The global recession has engulfed the world of technology. In the field of data science, layoffs are happening across many companies, and analytics professionals have concerns staying relevant in these tough times. Alongside, businesses are also strategising to cut costs to ensure continuity during this crisis.
The Background Behind The Layoffs
In this article, we will take a look at some of the factors behind the ongoing layoffs in data science. During the last five years, a lot of professionals had migrated towards data science from other job titles. We saw a lot of companies which started expanding their data science teams rapidly, but now many say the bubble has burst.
One of the key aspects where data science and analytics teams are hired is automating, improving customer experience or making businesses processes more efficient. But experts say businesses didn’t have a clear vision in mind, and just had a vague idea on strategising data science.
“The hype is still there, but it is slowly coming to the actual reality in terms of what is possible not, and what is not possible with data science. The last couple of years, the economy had been doing quite well and since every company wanted to join the AI race, they started pulling up these data science teams. But they didn’t do the due diligence in hiring. They didn’t have a clear vision in mind as in how their AI strategy is actually going to help,” says Dipanjan Sarkar, Data Science Lead at Applied Materials.
Lack Of Funding For Data Science Projects
Earlier, businesses could afford data science in terms of funding ensured by a race among businesses to leverage AI for different projects. Then, the pandemic happened which severely affected product sales, and getting funding for new AI projects became difficult. Companies have now started looking at the most important things, and the key business units which can deliver value, say experts.
Businesses certainly have been closely evaluating a large chunk of their job functions, trying to cut costs and focus on essential positions. We can take a look at the recent layoffs at companies like Zomato, Uber, Airbnb, Lyft and many others around the world. Many of the laid-off staff had skills in advanced technologies, including AI/data science. But, that’s no longer the only parameter for employment these days. The key is survival.

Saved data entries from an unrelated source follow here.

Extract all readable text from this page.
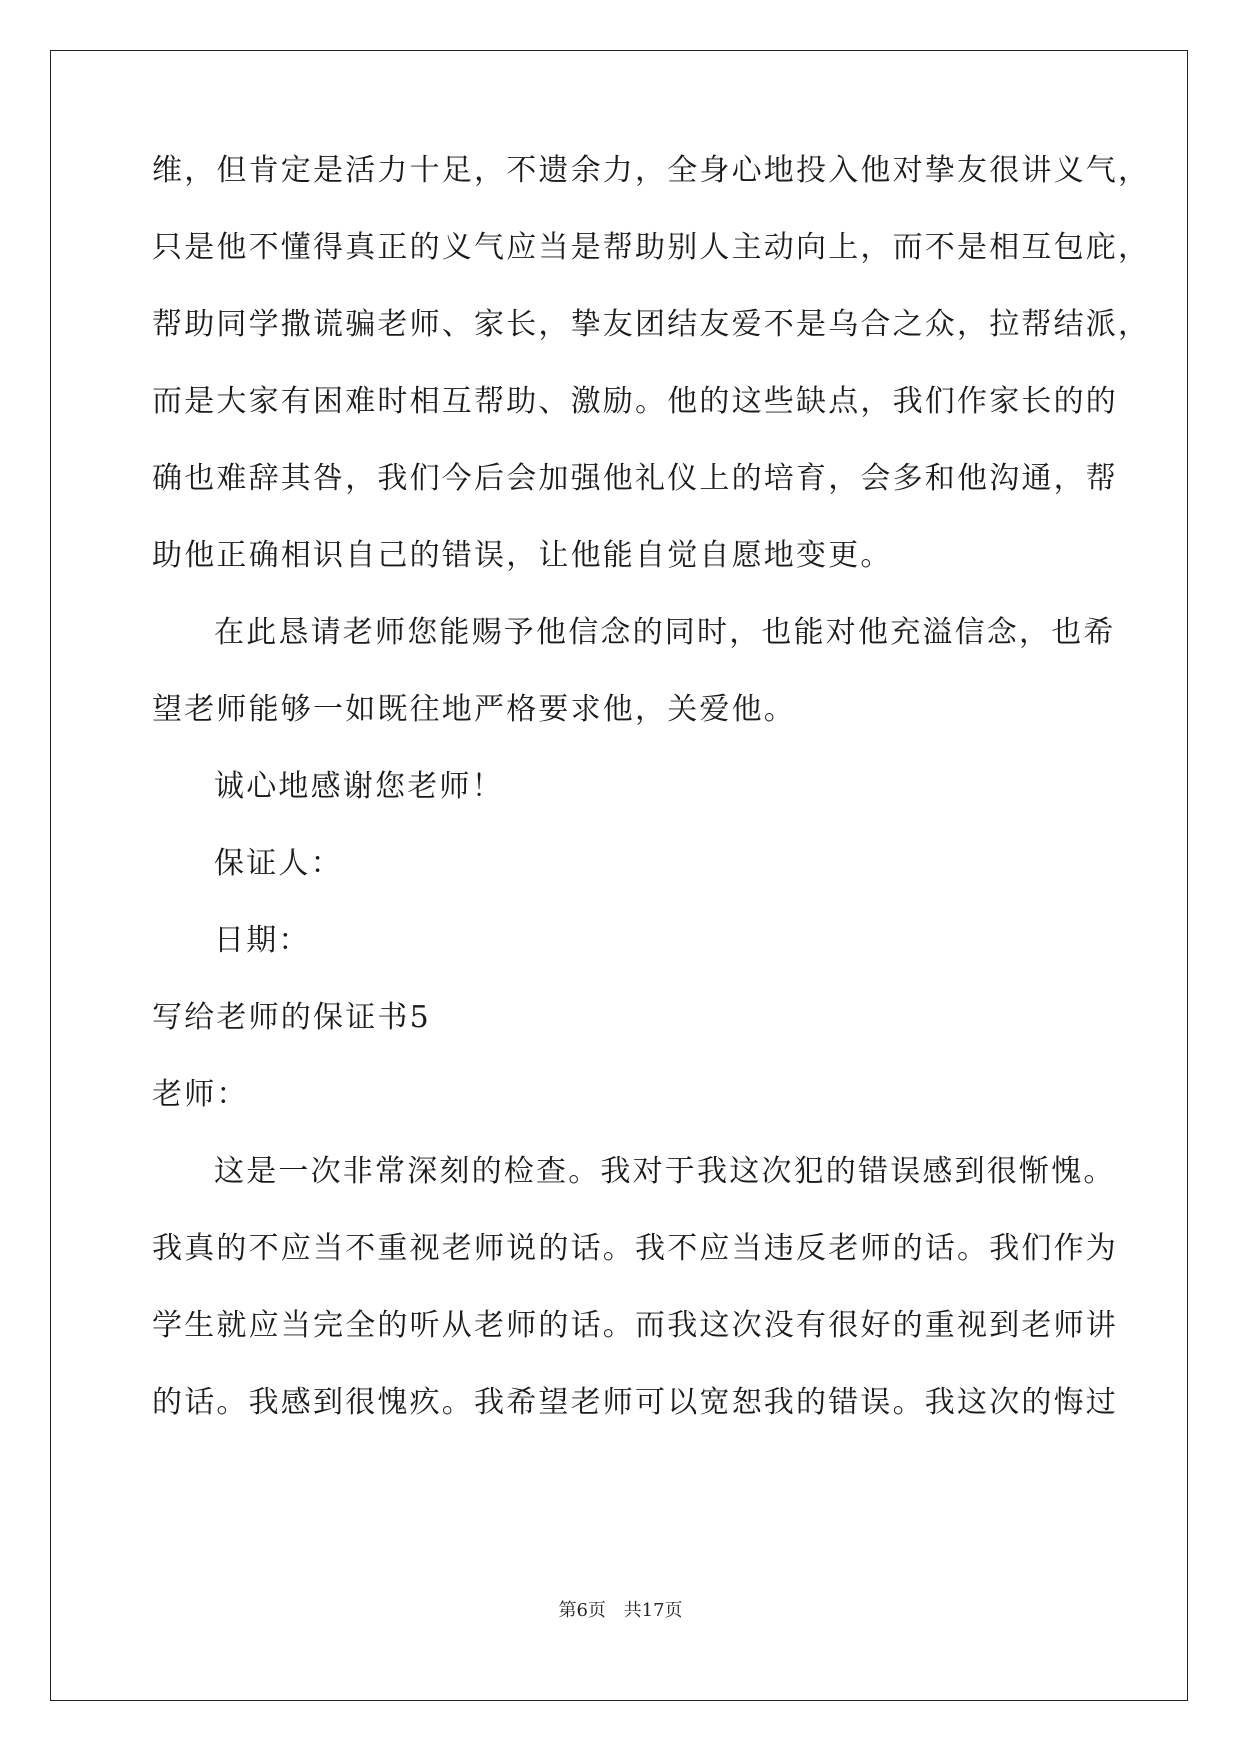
维，但肯定是活力十足，不遗余力，全身心地投入他对挚友很讲义气，
只是他不懂得真正的义气应当是帮助别人主动向上，而不是相互包庇，
帮助同学撒谎骗老师、家长，挚友团结友爱不是乌合之众，拉帮结派，
而是大家有困难时相互帮助、激励。他的这些缺点，我们作家长的的
确也难辞其咎，我们今后会加强他礼仪上的培育，会多和他沟通，帮
助他正确相识自己的错误，让他能自觉自愿地变更。
在此恳请老师您能赐予他信念的同时，也能对他充溢信念，也希
望老师能够一如既往地严格要求他，关爱他。
诚心地感谢您老师！
保证人：
日期：
写给老师的保证书5
老师：
这是一次非常深刻的检查。我对于我这次犯的错误感到很惭愧。
我真的不应当不重视老师说的话。我不应当违反老师的话。我们作为
学生就应当完全的听从老师的话。而我这次没有很好的重视到老师讲
的话。我感到很愧疚。我希望老师可以宽恕我的错误。我这次的悔过
第6页 共17页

“If we remove the insights which data scientists are bringing, like forecasting sales, the business won’t be critically affected. That is where the layoffs are happening. Data science is a thing which is nice to have for business innovation, but it can be selective as well. For businesses, the main thing is how long can you sustain their operations and pay salaries,” tells Dipanjan.

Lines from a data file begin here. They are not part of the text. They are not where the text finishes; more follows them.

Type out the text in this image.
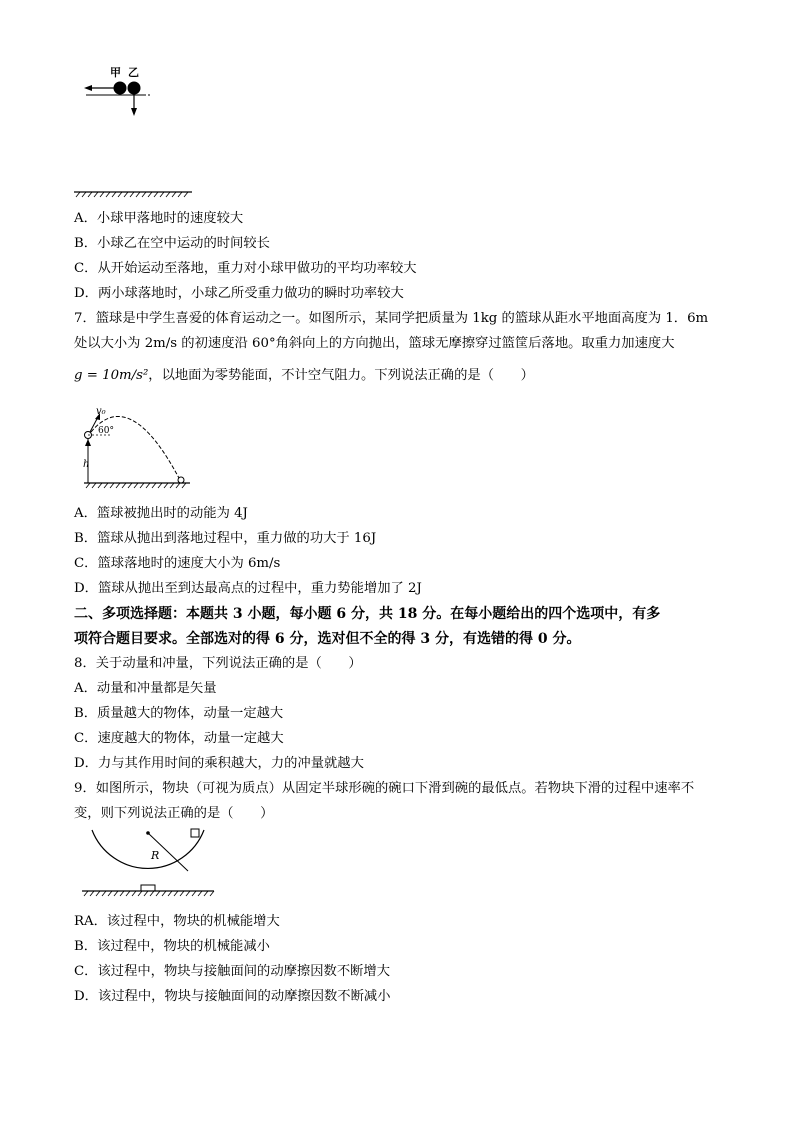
甲 乙
A．小球甲落地时的速度较大
B．小球乙在空中运动的时间较长
C．从开始运动至落地，重力对小球甲做功的平均功率较大
D．两小球落地时，小球乙所受重力做功的瞬时功率较大
7．篮球是中学生喜爱的体育运动之一。如图所示，某同学把质量为 1kg 的篮球从距水平地面高度为 1．6m
处以大小为 2m/s 的初速度沿 60°角斜向上的方向抛出，篮球无摩擦穿过篮筐后落地。取重力加速度大
g = 10m/s²，以地面为零势能面，不计空气阻力。下列说法正确的是（　　）
h
v₀
60°
A．篮球被抛出时的动能为 4J
B．篮球从抛出到落地过程中，重力做的功大于 16J
C．篮球落地时的速度大小为 6m/s
D．篮球从抛出至到达最高点的过程中，重力势能增加了 2J
二、多项选择题：本题共 3 小题，每小题 6 分，共 18 分。在每小题给出的四个选项中，有多
项符合题目要求。全部选对的得 6 分，选对但不全的得 3 分，有选错的得 0 分。
8．关于动量和冲量，下列说法正确的是（　　）
A．动量和冲量都是矢量
B．质量越大的物体，动量一定越大
C．速度越大的物体，动量一定越大
D．力与其作用时间的乘积越大，力的冲量就越大
9．如图所示，物块（可视为质点）从固定半球形碗的碗口下滑到碗的最低点。若物块下滑的过程中速率不
变，则下列说法正确的是（　　）
R
RA．该过程中，物块的机械能增大
B．该过程中，物块的机械能减小
C．该过程中，物块与接触面间的动摩擦因数不断增大
D．该过程中，物块与接触面间的动摩擦因数不断减小
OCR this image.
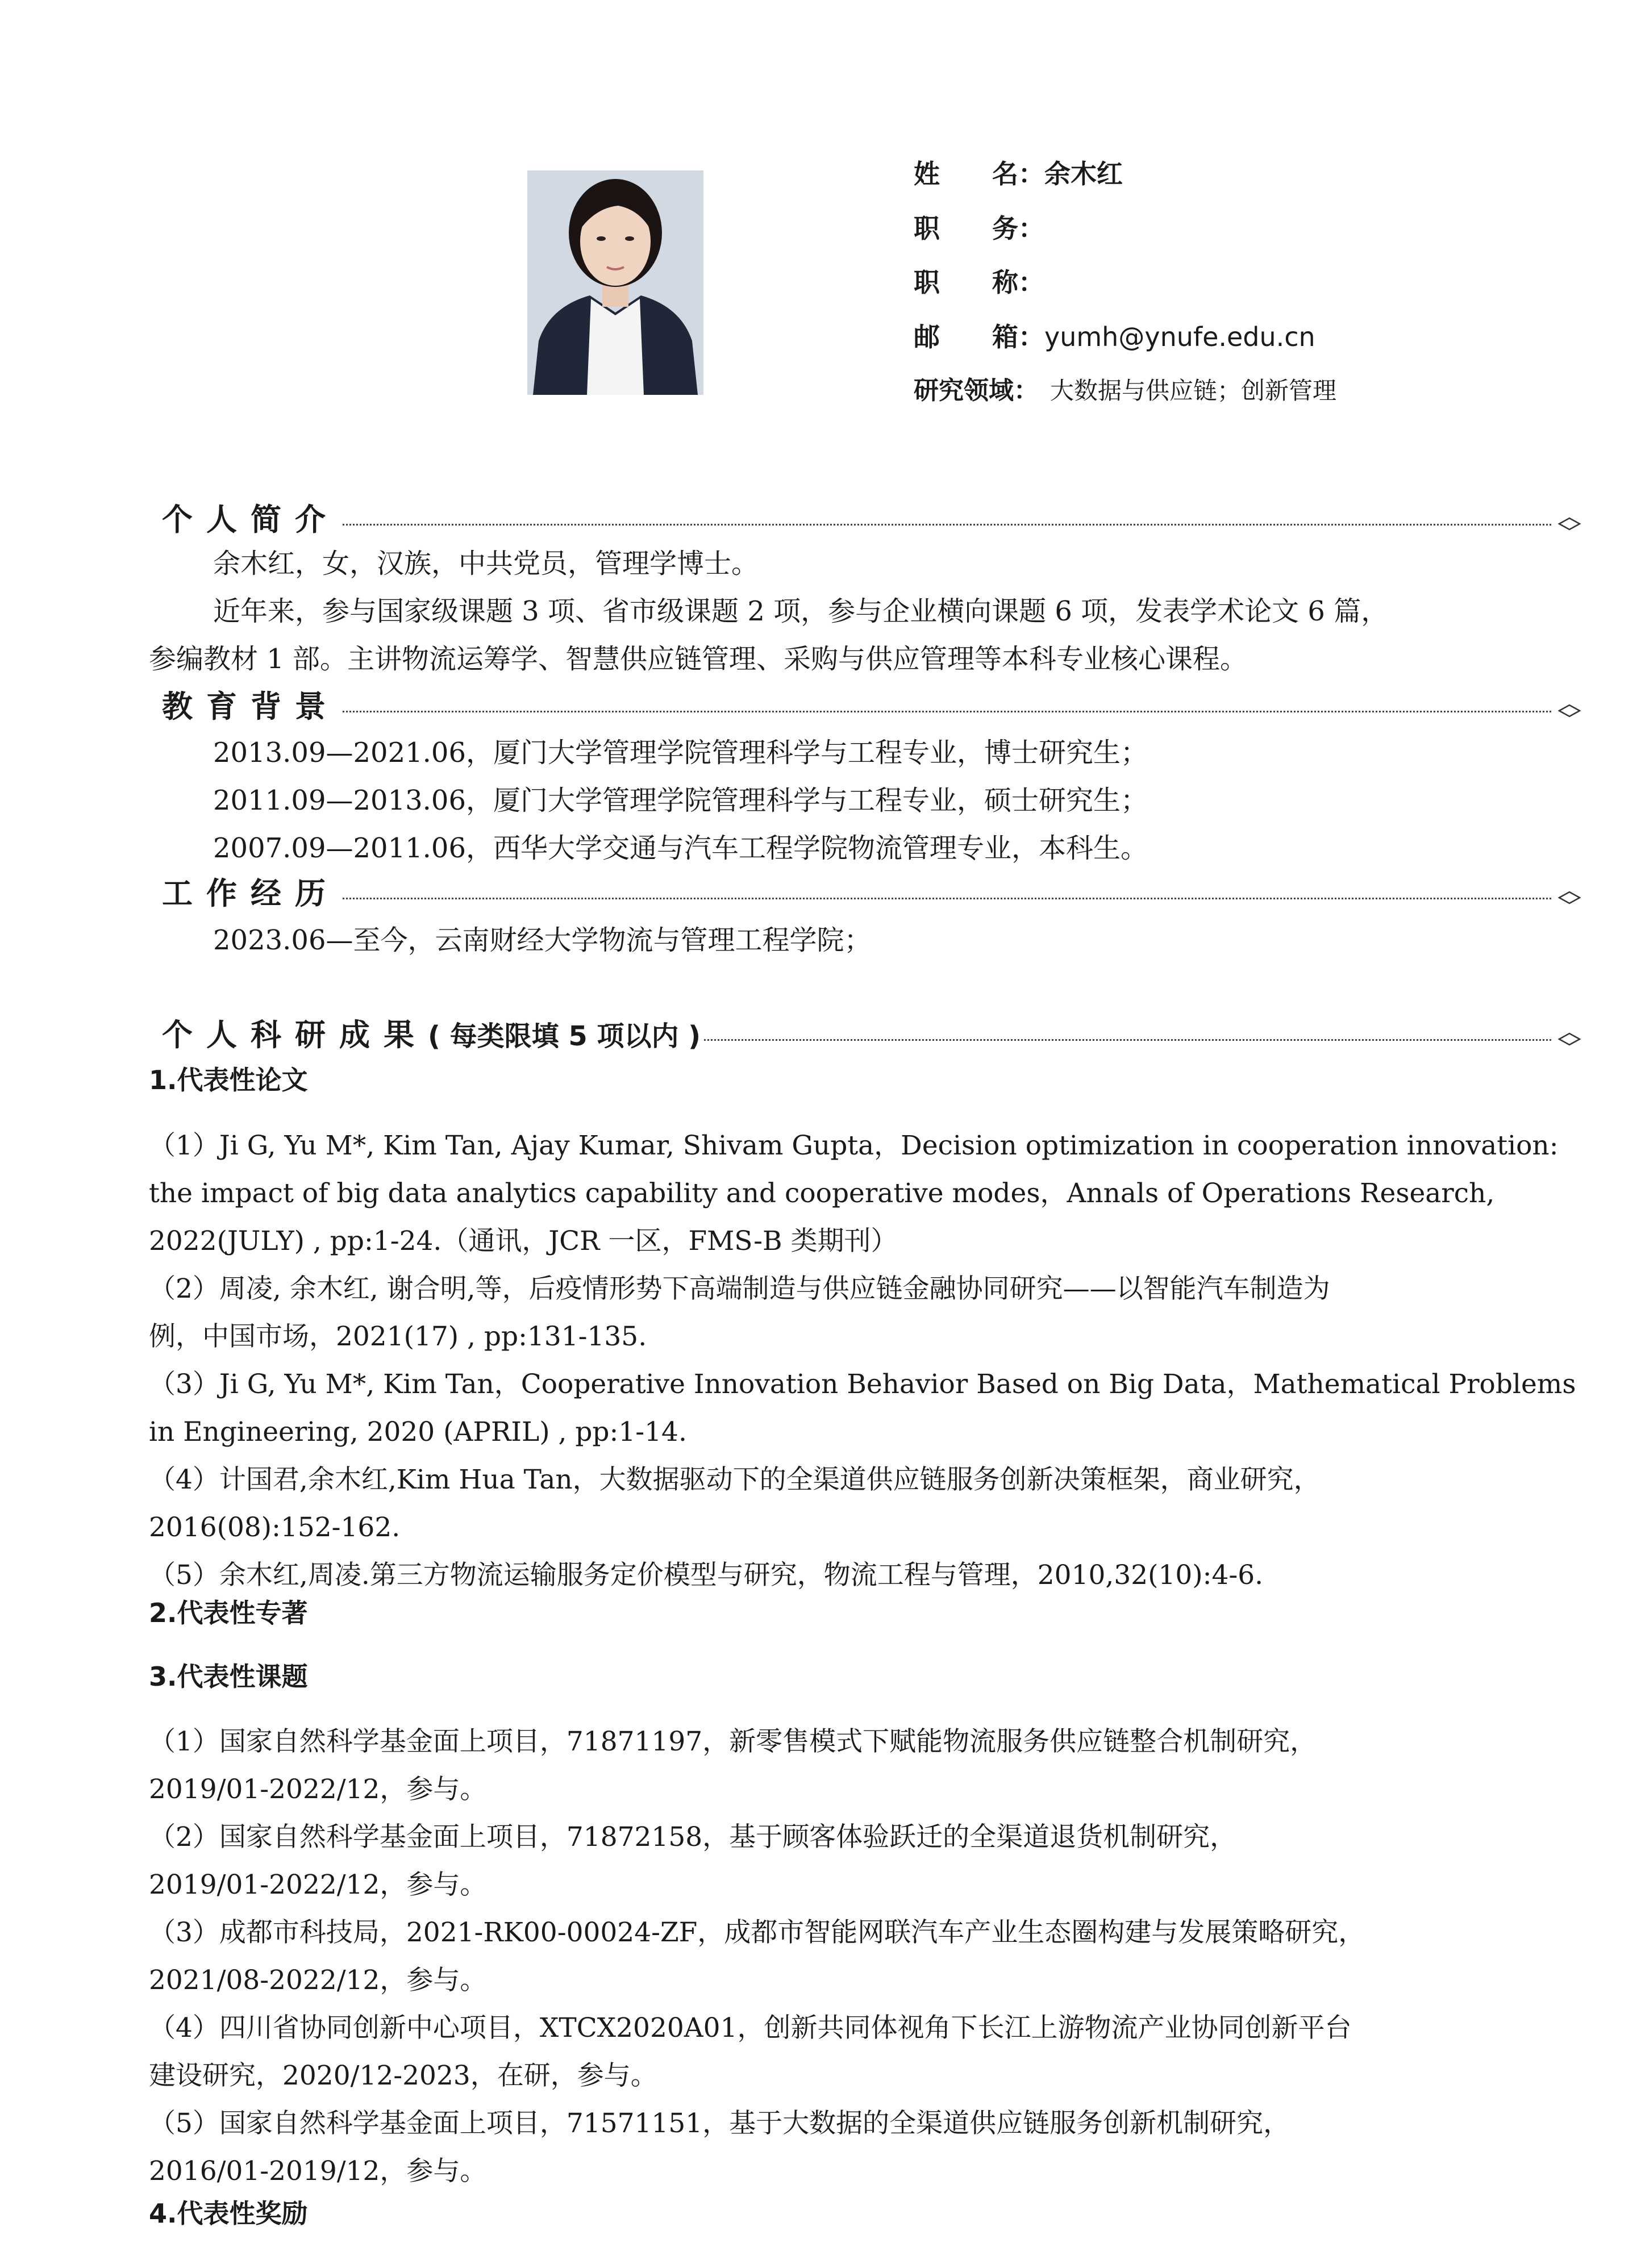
姓　　名：余木红
职　　务：
职　　称：
邮　　箱：yumh@ynufe.edu.cn
研究领域： 大数据与供应链；创新管理
个人简介
余木红，女，汉族，中共党员，管理学博士。
近年来，参与国家级课题 3 项、省市级课题 2 项，参与企业横向课题 6 项，发表学术论文 6 篇，
参编教材 1 部。主讲物流运筹学、智慧供应链管理、采购与供应管理等本科专业核心课程。
教育背景
2013.09—2021.06，厦门大学管理学院管理科学与工程专业，博士研究生；
2011.09—2013.06，厦门大学管理学院管理科学与工程专业，硕士研究生；
2007.09—2011.06，西华大学交通与汽车工程学院物流管理专业，本科生。
工作经历
2023.06—至今，云南财经大学物流与管理工程学院；
个人科研成果( 每类限填 5 项以内 )
1.代表性论文
（1）Ji G, Yu M*, Kim Tan, Ajay Kumar, Shivam Gupta，Decision optimization in cooperation innovation:
the impact of big data analytics capability and cooperative modes，Annals of Operations Research,
2022(JULY) , pp:1-24.（通讯，JCR 一区，FMS-B 类期刊）
（2）周凌, 余木红, 谢合明,等，后疫情形势下高端制造与供应链金融协同研究——以智能汽车制造为
例，中国市场，2021(17) , pp:131-135.
（3）Ji G, Yu M*, Kim Tan，Cooperative Innovation Behavior Based on Big Data，Mathematical Problems
in Engineering, 2020 (APRIL) , pp:1-14.
（4）计国君,余木红,Kim Hua Tan，大数据驱动下的全渠道供应链服务创新决策框架，商业研究，
2016(08):152-162.
（5）余木红,周凌.第三方物流运输服务定价模型与研究，物流工程与管理，2010,32(10):4-6.
2.代表性专著
3.代表性课题
（1）国家自然科学基金面上项目，71871197，新零售模式下赋能物流服务供应链整合机制研究，
2019/01-2022/12，参与。
（2）国家自然科学基金面上项目，71872158，基于顾客体验跃迁的全渠道退货机制研究，
2019/01-2022/12，参与。
（3）成都市科技局，2021-RK00-00024-ZF，成都市智能网联汽车产业生态圈构建与发展策略研究，
2021/08-2022/12，参与。
（4）四川省协同创新中心项目，XTCX2020A01，创新共同体视角下长江上游物流产业协同创新平台
建设研究，2020/12-2023，在研，参与。
（5）国家自然科学基金面上项目，71571151，基于大数据的全渠道供应链服务创新机制研究，
2016/01-2019/12，参与。
4.代表性奖励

Focus On Essential Job Functions
Organisations around the world are now focussing on the key roles in the company which are related to the essential functions. Many say data science now isn’t an essential function, and that is where a lot of data scientists have been some of the first ones to get laid off.
Dipanjan Sarkar explains, “The key thing is that data science as a position does not guarantee you job security, especially at this time unless you exhibit key skills and talent which is directly plugged into value creation. It doesn’t matter if you’re building a fancy deep learning model. You have to ask yourself how you can deliver value for the business.”
According to experts, a lot of people have entered into data science, but that doesn’t make them data scientists without learning the core expertise. Even though there is a rush towards AI projects, particularly using open source tools, it is difficult to quantify the value of such data-driven innovation. This was seen recently during the COVID-19 forecasting models, most of which failed to deliver any real-world value in mitigating the pandemic.
Businesses Management May Not Recognise The Value Of Data Science
Coming under the brunt of the economy, companies have been trying their best to cut costs to the bare minimum. COVID-19 has led to changing priorities that require quick turnarounds on deriving insight from data to make sound business decisions. Financial institutions are re-assessing strategies across their business and resources are limited.
“The perspective of data science jobs and the need for analytics is changing, and this will be critically analysed as we move forward. Where earlier 20-30 professionals were needed, in coming times, companies would hire 5-10 because much of the work related to data science will be automated,” tells Puesh Rajiv Ajmani, Global Head of Analytics & Insights at Square Panda
AI or machine learning is just one small part of the whole business. In addition to that, data scientists may face resistance because they want to change the existing processes in the business. Unless you are very sure about having supportive management, many data science projects will remain POCs for a long time, say experts. This particularly holds true for many companies which rely on legacy infrastructure.
“Companies may suspect that they’re not getting any tangible value from excessive data scientists. This can trigger a move towards cutting down the staff, which may be non-essential units. And that is where data scientist got hit really hard, especially in companies where data science is a supportive role or non-essential,” Dipanjan added.
Experts say that for companies to survive in the next coming months, they need to be able to pay their employees. The most essential things like supply chain and logistics will be prioritised.
Subhobroto Ghosh, Head – Data, Analytics & Actuarial at Allstate India tells, “We are at a major inflection point in the field of data science. While the pandemic will taper off, it will leave behind a very bad economy. So businesses are looking at containing costs, leading to layoffs.”